Di luar konteks agama dan kepercayaan, seberapa sering Anda meyakini sesuatu seyakin-yakinnya; beradu sampai ngotot, atau bahkan sampai terbawa sakit hati? Saya pribadi jarang mengalaminya, namun bukan karena saya orang bijak atau berhati lapang dan semacamnya, tapi karena saya menghindari perdebatan sebisa mungkin. Apalagi, saya seringkali menganggap bahwa semua orang "benar", termasuk saya ...

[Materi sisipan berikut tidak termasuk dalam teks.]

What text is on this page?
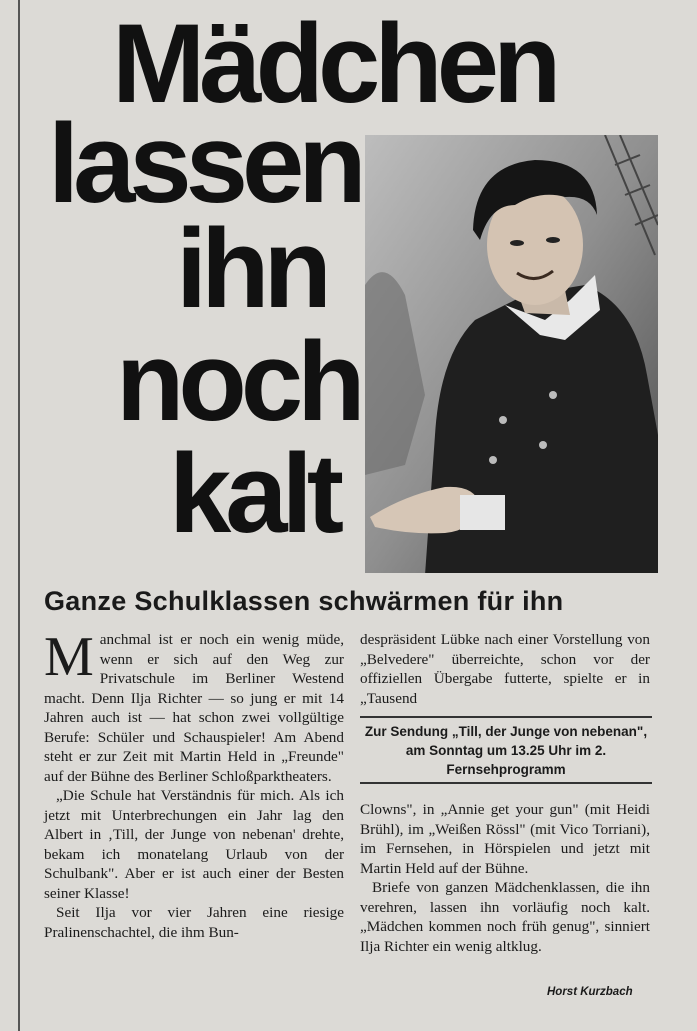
Mädchen
lassen
ihn
noch
kalt
Ganze Schulklassen schwärmen für ihn

Manchmal ist er noch ein wenig müde, wenn er sich auf den Weg zur Privatschule im Berliner Westend macht. Denn Ilja Richter — so jung er mit 14 Jahren auch ist — hat schon zwei vollgültige Berufe: Schüler und Schauspieler! Am Abend steht er zur Zeit mit Martin Held in „Freunde" auf der Bühne des Berliner Schloßparktheaters.

„Die Schule hat Verständnis für mich. Als ich jetzt mit Unterbrechungen ein Jahr lag den Albert in ‚Till, der Junge von nebenan' drehte, bekam ich monatelang Urlaub von der Schulbank". Aber er ist auch einer der Besten seiner Klasse!

Seit Ilja vor vier Jahren eine riesige Pralinenschachtel, die ihm Bun-

despräsident Lübke nach einer Vorstellung von „Belvedere" überreichte, schon vor der offiziellen Übergabe futterte, spielte er in „Tausend

Zur Sendung „Till, der Junge von nebenan", am Sonntag um 13.25 Uhr im 2. Fernsehprogramm

Clowns", in „Annie get your gun" (mit Heidi Brühl), im „Weißen Rössl" (mit Vico Torriani), im Fernsehen, in Hörspielen und jetzt mit Martin Held auf der Bühne.

Briefe von ganzen Mädchenklassen, die ihn verehren, lassen ihn vorläufig noch kalt. „Mädchen kommen noch früh genug", sinniert Ilja Richter ein wenig altklug.

Horst Kurzbach
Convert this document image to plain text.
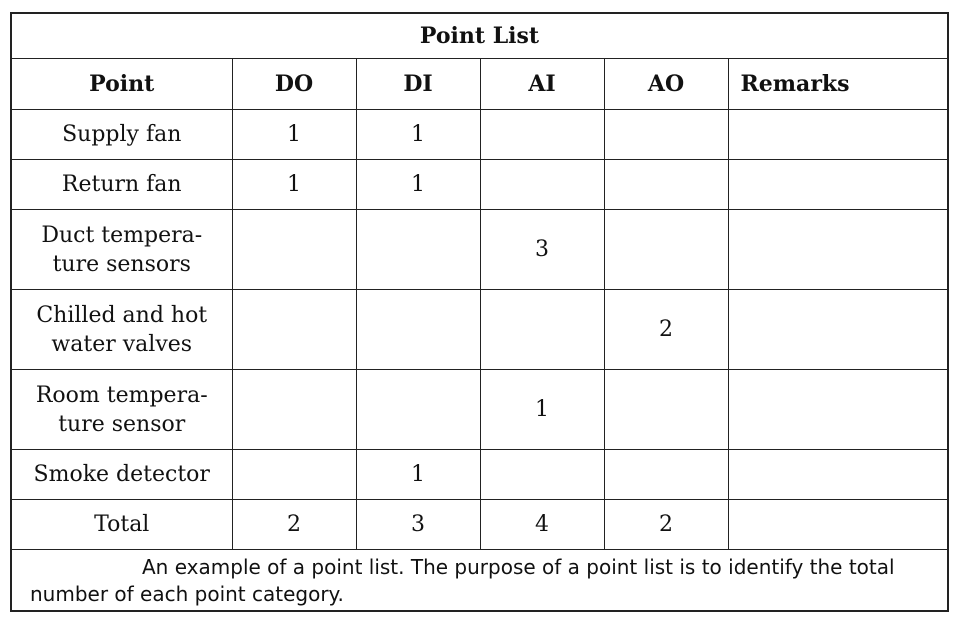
Point List					
Point	DO	DI	AI	AO	Remarks
Supply fan	1	1			
Return fan	1	1			
Duct tempera-
ture sensors			3		
Chilled and hot
water valves				2	
Room tempera-
ture sensor			1		
Smoke detector		1			
Total	2	3	4	2	
An example of a point list. The purpose of a point list is to identify the total number of each point category.
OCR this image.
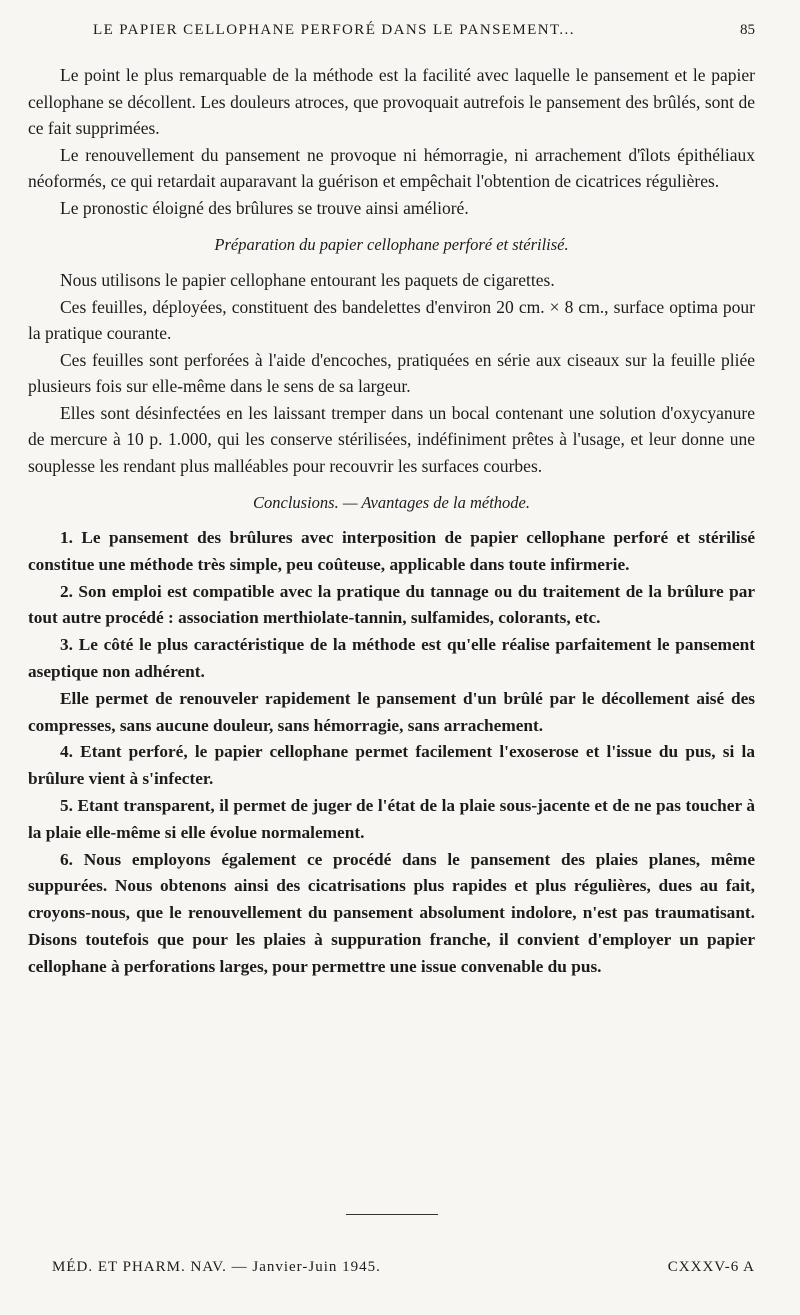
LE PAPIER CELLOPHANE PERFORÉ DANS LE PANSEMENT...	85

Le point le plus remarquable de la méthode est la facilité avec laquelle le pansement et le papier cellophane se décollent. Les douleurs atroces, que provoquait autrefois le pansement des brûlés, sont de ce fait supprimées.

Le renouvellement du pansement ne provoque ni hémorragie, ni arrachement d'îlots épithéliaux néoformés, ce qui retardait auparavant la guérison et empêchait l'obtention de cicatrices régulières.

Le pronostic éloigné des brûlures se trouve ainsi amélioré.

Préparation du papier cellophane perforé et stérilisé.

Nous utilisons le papier cellophane entourant les paquets de cigarettes.

Ces feuilles, déployées, constituent des bandelettes d'environ 20 cm. × 8 cm., surface optima pour la pratique courante.

Ces feuilles sont perforées à l'aide d'encoches, pratiquées en série aux ciseaux sur la feuille pliée plusieurs fois sur elle-même dans le sens de sa largeur.

Elles sont désinfectées en les laissant tremper dans un bocal contenant une solution d'oxycyanure de mercure à 10 p. 1.000, qui les conserve stérilisées, indéfiniment prêtes à l'usage, et leur donne une souplesse les rendant plus malléables pour recouvrir les surfaces courbes.

Conclusions. — Avantages de la méthode.

1. Le pansement des brûlures avec interposition de papier cellophane perforé et stérilisé constitue une méthode très simple, peu coûteuse, applicable dans toute infirmerie.

2. Son emploi est compatible avec la pratique du tannage ou du traitement de la brûlure par tout autre procédé : association merthiolate-tannin, sulfamides, colorants, etc.

3. Le côté le plus caractéristique de la méthode est qu'elle réalise parfaitement le pansement aseptique non adhérent.

Elle permet de renouveler rapidement le pansement d'un brûlé par le décollement aisé des compresses, sans aucune douleur, sans hémorragie, sans arrachement.

4. Etant perforé, le papier cellophane permet facilement l'exoserose et l'issue du pus, si la brûlure vient à s'infecter.

5. Etant transparent, il permet de juger de l'état de la plaie sous-jacente et de ne pas toucher à la plaie elle-même si elle évolue normalement.

6. Nous employons également ce procédé dans le pansement des plaies planes, même suppurées. Nous obtenons ainsi des cicatrisations plus rapides et plus régulières, dues au fait, croyons-nous, que le renouvellement du pansement absolument indolore, n'est pas traumatisant. Disons toutefois que pour les plaies à suppuration franche, il convient d'employer un papier cellophane à perforations larges, pour permettre une issue convenable du pus.

MÉD. ET PHARM. NAV. — Janvier-Juin 1945.	CXXXV-6 A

Awalnya, saya pikir saya hanya seorang penakut, bahkan saya sempat berpikir bahwa saya tidak punya pendirian. Namun, setelah memasuki dunia sekolah alam dan mulai mengenal konsep bakat, saya akhirnya paham bahwa saya sebenarnya tidak begitu.Â
Sebenarnya, saya bukan penakut atau tidak punya pendirian, tapi saya punya bakat harmony, yaitu cenderung mencari titik tengah dan irisan dari masing-masing pendapat. Dan jika dipikir-pikir, tidak semua pendapat saya anggap "benar". Ada semacam standardisasi yang membuat saya menganggapnya "benar", yaitu argumennya. Barangkali, yang satu ini karena pengaruh bakat intellection yang saya miliki.
Nah, kembali ke pertanyaan awal. Pernahkah Anda meyakini sesuatu seyakin-yakinnya, bahkan sampai ngotot membelanya? Jika iya, saya sarankan Anda untuk membaca tulisan saya di bawah ini. Jika tidak, yah, saya juga menyarankan Anda untuk membacanya--brangkali bisa menjadi kudapan renyah untuk pikiran Anda.
Kacamata
Entah kenapa akhir-akhir ini saya menjumpai banyak sekali orang-orang beradu mulut, entah itu kolom komentar, di jalan, di perumahan, WC umum, bahkan sampai mengekor ke dalam mimpi saya. Tak jarang adu mulut itu sampai menonjolkan urat, bahkan ada yang sampai berujung adu tampar, atau setidaknya, berujung sakit hati yang akhirnya menjadi sebab adu mulut berikutnya. Mereka ngotot bahwa pendapat merekalah yang paling benar. Duh, sebagai orang dengan bakat harmony yang kuat, semua konflik ini membuat saya sering mengelus dada, meskipun saya hanya jadi pendengar.
Akhirnya, daripada semakin pusing, saya memutuskan untuk melepas penat dengan berkendara di jalanan Penajam. Seperti biasa, untuk menangkal sinar matahari Penajam yang menyolok mata, saya menggunakan kacamata hitam andalan saya.
Sepanjang perjalanan menggunakan kacamata itulah saya mendapatkan momen inner peace saya. Saya menjadi sedikit maklum ketika menyadari alasan kenapa orang-orang itu tak lelah ribut-ribut, yaitu perspektif mereka.
Jadi, mengenakan kacamata hitam ala Boboho ini seharian membuat saya memikirkan kembali renungan lama saya, bahwa ternyata banyak hal yang kita anggap benar di dunia ini rupanya hanya sesuatu yang disepakati oleh mayoritas orang, dan bukan kebenaran yang sejati. Bahkan, sering kali, kebenaran itu hanya terletak di kacamata atau perspektif yang kita pakai.
Di masa lalu, saya pernah mengikuti wawancara kerja di sebuah lembaga pendidikan. Pewawancara mempertanyakan jawaban di lembar ujian saya yang intinya menyatakan bahwa paus adalah ikan.
"Memangnya paus itu ikan," katanya, dengan ekspresi puas karena berhasil menjebak saya lewat soal Ujian Pengetahuan Umum itu.